Figure 4. Deuterium Kinetics

(a) Average equilibration curve of breath D following oral ingestion; the initial large peak is due to D still present in the mouth. Subsequently there is gastrointestinal absorption and then equilibration by 2 hours. (b) Over the next few days there is exponential clearance of D from the breath, (mean values, those marked PRE are pre-dialysis) predominantly during dialysis treatments (shown as vertical arrows) such that it is cleared by 10 days.
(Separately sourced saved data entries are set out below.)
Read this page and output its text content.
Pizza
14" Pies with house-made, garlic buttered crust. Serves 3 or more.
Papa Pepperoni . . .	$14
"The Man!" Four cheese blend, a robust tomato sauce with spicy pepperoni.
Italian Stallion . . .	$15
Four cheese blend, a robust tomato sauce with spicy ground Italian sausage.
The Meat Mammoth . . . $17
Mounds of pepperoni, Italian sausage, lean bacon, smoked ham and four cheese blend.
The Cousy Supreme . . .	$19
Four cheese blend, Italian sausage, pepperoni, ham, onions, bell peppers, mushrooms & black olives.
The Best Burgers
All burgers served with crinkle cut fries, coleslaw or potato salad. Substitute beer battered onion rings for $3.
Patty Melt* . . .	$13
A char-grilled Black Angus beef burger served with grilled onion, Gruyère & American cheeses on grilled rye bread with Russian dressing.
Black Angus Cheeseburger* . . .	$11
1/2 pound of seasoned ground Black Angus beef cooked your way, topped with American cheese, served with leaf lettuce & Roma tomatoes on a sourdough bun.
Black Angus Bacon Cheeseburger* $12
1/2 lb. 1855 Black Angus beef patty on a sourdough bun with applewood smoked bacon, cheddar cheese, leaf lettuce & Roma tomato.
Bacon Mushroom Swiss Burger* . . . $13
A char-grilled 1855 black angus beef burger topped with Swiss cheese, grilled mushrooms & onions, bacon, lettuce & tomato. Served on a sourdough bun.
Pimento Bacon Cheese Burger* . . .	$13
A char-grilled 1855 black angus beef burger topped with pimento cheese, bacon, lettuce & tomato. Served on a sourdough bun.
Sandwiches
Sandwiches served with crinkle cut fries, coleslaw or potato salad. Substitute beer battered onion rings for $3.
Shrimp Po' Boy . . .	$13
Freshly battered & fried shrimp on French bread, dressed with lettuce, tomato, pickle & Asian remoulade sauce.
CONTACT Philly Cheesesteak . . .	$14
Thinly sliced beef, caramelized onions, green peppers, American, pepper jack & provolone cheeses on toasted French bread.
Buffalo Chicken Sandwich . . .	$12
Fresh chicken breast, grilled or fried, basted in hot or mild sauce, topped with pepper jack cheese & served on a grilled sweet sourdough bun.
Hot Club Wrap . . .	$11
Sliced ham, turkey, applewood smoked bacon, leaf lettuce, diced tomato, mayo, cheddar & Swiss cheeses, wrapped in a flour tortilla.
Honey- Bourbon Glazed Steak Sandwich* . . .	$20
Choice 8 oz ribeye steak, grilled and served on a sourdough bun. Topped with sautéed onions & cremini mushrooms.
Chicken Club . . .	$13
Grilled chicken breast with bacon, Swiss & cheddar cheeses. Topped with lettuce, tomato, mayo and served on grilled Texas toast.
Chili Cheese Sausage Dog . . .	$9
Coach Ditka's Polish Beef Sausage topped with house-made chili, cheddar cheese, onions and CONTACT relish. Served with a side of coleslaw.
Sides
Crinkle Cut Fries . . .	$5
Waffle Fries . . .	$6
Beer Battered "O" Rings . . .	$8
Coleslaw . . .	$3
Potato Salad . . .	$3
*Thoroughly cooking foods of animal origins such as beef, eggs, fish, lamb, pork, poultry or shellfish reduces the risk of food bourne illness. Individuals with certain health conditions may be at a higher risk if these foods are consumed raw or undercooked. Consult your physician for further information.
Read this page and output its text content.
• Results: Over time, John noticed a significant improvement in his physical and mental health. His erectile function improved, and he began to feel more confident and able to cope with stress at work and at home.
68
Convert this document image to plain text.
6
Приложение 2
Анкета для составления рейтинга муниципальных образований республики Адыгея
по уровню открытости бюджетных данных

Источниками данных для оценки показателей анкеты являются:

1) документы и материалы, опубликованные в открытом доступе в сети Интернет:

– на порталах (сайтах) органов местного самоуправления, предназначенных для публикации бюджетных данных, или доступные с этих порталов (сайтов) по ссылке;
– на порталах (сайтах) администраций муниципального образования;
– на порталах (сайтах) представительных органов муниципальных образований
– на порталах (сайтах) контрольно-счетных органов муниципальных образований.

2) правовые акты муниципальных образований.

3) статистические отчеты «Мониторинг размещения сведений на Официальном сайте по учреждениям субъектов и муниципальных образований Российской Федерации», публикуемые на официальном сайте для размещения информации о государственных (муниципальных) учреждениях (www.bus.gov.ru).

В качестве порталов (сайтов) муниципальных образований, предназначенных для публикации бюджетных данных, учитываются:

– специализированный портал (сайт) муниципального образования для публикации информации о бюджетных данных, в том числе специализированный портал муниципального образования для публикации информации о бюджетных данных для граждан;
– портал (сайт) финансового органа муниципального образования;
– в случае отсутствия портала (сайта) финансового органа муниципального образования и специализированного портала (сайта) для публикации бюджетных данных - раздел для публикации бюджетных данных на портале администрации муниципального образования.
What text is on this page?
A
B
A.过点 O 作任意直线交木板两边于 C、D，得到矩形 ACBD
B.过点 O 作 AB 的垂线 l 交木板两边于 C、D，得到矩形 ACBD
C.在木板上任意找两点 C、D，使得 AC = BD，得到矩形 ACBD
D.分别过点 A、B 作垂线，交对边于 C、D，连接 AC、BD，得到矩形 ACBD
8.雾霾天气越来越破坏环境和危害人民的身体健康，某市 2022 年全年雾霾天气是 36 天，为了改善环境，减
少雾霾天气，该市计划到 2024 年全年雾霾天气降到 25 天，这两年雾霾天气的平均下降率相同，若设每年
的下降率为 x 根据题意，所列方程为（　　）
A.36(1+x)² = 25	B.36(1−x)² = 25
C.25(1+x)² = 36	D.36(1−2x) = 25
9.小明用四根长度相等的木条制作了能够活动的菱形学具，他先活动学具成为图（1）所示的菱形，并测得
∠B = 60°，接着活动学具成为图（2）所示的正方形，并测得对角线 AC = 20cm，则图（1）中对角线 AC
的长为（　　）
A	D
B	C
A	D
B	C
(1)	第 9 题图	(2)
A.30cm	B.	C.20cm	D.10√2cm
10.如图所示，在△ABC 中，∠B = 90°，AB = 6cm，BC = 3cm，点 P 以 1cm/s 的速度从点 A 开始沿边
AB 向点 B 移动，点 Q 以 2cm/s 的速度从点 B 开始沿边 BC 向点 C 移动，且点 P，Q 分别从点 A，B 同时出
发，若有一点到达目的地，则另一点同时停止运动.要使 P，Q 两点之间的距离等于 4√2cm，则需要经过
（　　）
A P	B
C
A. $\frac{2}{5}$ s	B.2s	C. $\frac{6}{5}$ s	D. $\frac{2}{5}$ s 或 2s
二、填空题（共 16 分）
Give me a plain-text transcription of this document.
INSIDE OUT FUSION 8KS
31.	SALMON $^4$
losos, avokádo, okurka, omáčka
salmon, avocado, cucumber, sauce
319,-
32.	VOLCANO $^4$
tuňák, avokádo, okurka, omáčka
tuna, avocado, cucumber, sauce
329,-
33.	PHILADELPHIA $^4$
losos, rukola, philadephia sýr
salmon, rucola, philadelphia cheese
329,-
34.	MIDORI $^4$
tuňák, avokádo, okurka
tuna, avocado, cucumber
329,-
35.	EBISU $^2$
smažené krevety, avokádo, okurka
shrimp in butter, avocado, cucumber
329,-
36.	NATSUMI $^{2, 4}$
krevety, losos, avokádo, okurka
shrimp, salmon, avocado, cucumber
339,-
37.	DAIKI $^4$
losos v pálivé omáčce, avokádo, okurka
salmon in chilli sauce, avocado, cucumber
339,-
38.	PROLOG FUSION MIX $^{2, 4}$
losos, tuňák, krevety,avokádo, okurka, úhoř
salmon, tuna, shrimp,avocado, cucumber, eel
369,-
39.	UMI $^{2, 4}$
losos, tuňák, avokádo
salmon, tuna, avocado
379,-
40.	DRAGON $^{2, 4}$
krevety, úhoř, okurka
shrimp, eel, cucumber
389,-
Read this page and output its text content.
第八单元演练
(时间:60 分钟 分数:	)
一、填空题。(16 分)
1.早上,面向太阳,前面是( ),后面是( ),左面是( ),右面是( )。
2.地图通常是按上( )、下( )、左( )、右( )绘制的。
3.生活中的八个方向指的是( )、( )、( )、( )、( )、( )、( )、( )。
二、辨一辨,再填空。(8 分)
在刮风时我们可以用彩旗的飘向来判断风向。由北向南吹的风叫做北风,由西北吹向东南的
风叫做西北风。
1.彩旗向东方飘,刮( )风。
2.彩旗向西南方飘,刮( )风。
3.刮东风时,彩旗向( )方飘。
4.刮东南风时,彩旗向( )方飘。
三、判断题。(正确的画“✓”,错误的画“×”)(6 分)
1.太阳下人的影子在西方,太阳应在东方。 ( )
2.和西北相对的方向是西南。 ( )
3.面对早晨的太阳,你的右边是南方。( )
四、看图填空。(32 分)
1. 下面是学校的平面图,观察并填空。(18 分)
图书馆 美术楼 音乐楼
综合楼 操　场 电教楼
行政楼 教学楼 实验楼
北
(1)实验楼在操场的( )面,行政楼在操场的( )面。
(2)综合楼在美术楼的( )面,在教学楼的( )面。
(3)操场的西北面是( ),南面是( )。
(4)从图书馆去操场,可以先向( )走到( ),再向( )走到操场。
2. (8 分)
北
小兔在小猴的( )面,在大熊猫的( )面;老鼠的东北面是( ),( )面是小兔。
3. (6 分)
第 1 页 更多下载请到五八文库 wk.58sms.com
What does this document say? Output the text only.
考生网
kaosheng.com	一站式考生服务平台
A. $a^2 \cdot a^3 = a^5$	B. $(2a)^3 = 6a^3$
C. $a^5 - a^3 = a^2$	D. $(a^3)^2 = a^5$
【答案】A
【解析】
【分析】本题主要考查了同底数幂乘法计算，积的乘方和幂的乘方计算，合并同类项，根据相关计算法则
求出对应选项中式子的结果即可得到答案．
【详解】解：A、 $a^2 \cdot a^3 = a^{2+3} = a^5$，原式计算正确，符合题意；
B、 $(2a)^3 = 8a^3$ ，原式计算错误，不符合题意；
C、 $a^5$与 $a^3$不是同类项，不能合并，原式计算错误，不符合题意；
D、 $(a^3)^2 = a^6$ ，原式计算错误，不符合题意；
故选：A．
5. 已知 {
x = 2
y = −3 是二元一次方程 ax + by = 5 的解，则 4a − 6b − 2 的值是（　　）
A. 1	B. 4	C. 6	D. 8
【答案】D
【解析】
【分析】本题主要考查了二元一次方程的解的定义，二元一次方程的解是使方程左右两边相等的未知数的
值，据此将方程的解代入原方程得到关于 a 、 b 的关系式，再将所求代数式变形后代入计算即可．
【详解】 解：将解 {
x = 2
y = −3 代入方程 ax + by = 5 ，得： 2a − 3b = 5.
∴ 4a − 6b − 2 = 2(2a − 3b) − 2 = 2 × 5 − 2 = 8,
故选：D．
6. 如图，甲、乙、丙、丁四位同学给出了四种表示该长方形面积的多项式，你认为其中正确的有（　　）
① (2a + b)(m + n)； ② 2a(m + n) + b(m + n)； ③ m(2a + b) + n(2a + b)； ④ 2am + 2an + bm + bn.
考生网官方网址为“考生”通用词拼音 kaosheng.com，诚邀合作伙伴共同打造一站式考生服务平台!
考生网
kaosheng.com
Figure 4. Deuterium Kinetics

(a) Average equilibration curve of breath D following oral ingestion; the initial large peak is due to D still present in the mouth. Subsequently there is gastrointestinal absorption and then equilibration by 2 hours. (b) Over the next few days there is exponential clearance of D from the breath, (mean values, those marked PRE are pre-dialysis) predominantly during dialysis treatments (shown as vertical arrows) such that it is cleared by 10 days.

Figure 5

Bland and Altman plot comparing the measurement of TBW following post-dialysis equilibration and immediately prior to the next dialysis session, having adjusted for weight changes and urine output. The small systematic difference can be explained by insensible losses; there is no bias across the wide range of TBW volumes studied.